Are you suggesting that it should have an "IO Int" result type to force sequencing?  Is this warranted?

Yes. This is warranted. That's why Foreign.Storable.peek has IO in its result type. On any CString with a finite lifetime, it is necessary to sequence any reads and writes, and IO is the way this is done in base. By contrast, on a CString that is both immutable and has an infinite lifetime, we do not need to sequence reads. What kinds of CStrings fit the bill? Only those backed by primitive string literals. So, for example, if you have:

    myString :: CString
    myString = Ptr "foobar"#

Since, myString is backed by something in the rodata section of a binary (meaning that it will never change and it will never be deallocated), then we do not care if reads get floated around.
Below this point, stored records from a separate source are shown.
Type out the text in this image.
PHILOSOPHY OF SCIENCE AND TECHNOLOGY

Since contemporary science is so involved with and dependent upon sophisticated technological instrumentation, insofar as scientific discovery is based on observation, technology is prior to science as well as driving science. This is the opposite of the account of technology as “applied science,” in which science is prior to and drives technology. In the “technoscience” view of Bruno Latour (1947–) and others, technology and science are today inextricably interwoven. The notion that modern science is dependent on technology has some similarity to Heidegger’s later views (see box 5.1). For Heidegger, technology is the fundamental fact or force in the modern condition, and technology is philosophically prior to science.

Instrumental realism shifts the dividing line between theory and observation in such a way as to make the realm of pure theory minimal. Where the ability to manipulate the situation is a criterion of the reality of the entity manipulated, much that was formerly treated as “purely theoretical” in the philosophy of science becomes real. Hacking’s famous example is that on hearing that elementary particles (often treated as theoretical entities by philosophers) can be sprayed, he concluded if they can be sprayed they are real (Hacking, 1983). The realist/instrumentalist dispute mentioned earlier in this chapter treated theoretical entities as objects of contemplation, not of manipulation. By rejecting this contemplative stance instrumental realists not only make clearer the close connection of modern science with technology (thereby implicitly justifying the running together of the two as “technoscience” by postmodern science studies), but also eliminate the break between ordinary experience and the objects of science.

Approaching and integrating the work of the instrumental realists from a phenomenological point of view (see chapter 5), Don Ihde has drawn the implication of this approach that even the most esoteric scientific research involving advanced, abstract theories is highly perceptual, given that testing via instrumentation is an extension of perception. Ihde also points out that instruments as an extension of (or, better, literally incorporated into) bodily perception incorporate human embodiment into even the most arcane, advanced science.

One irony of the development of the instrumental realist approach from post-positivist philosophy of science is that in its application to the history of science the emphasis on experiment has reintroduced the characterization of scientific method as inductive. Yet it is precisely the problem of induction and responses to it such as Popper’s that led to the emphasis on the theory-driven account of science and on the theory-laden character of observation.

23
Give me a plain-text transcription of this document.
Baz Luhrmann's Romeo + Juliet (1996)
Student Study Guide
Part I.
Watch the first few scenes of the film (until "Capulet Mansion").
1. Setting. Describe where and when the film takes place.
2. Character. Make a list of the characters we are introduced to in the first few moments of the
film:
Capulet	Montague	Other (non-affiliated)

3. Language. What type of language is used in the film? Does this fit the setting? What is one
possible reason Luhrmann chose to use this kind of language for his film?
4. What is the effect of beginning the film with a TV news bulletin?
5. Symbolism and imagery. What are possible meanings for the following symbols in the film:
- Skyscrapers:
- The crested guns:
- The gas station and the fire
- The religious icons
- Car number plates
There are no functions in base for unsequenced reads, but in primitive, you'll find Data.Primitive.Ptr.indexOffPtr, which is unsequenced. So something like this would be ok:

    someOctet :: Word8
    someOctet = Data.Primitive.Ptr.indexOffPtr myString 3

The cstringLength# in GHC.CString is similar to indexOffPtr. In fact, it could be implemented using indexOffPtr. The reason that cstringLength# exists (and in base of all places) is so that a built-in rewrite rule perform this transformation:

    cstringLength "foobar"#
    ==>
    6#

This will eventually be used to great effect in bytestring. See https://github.com/haskell/bytestring/pull/191.

To get back to the original question, I think that any user-facing cstringLength
function should probably be:

    cstringLength :: CString -> IO Int

We need a separate FFI call that returns its result in IO to accomplish this. But
this just be done in base rather than ghc-prim. There are no interesting rewrite
rules that exist for such a function.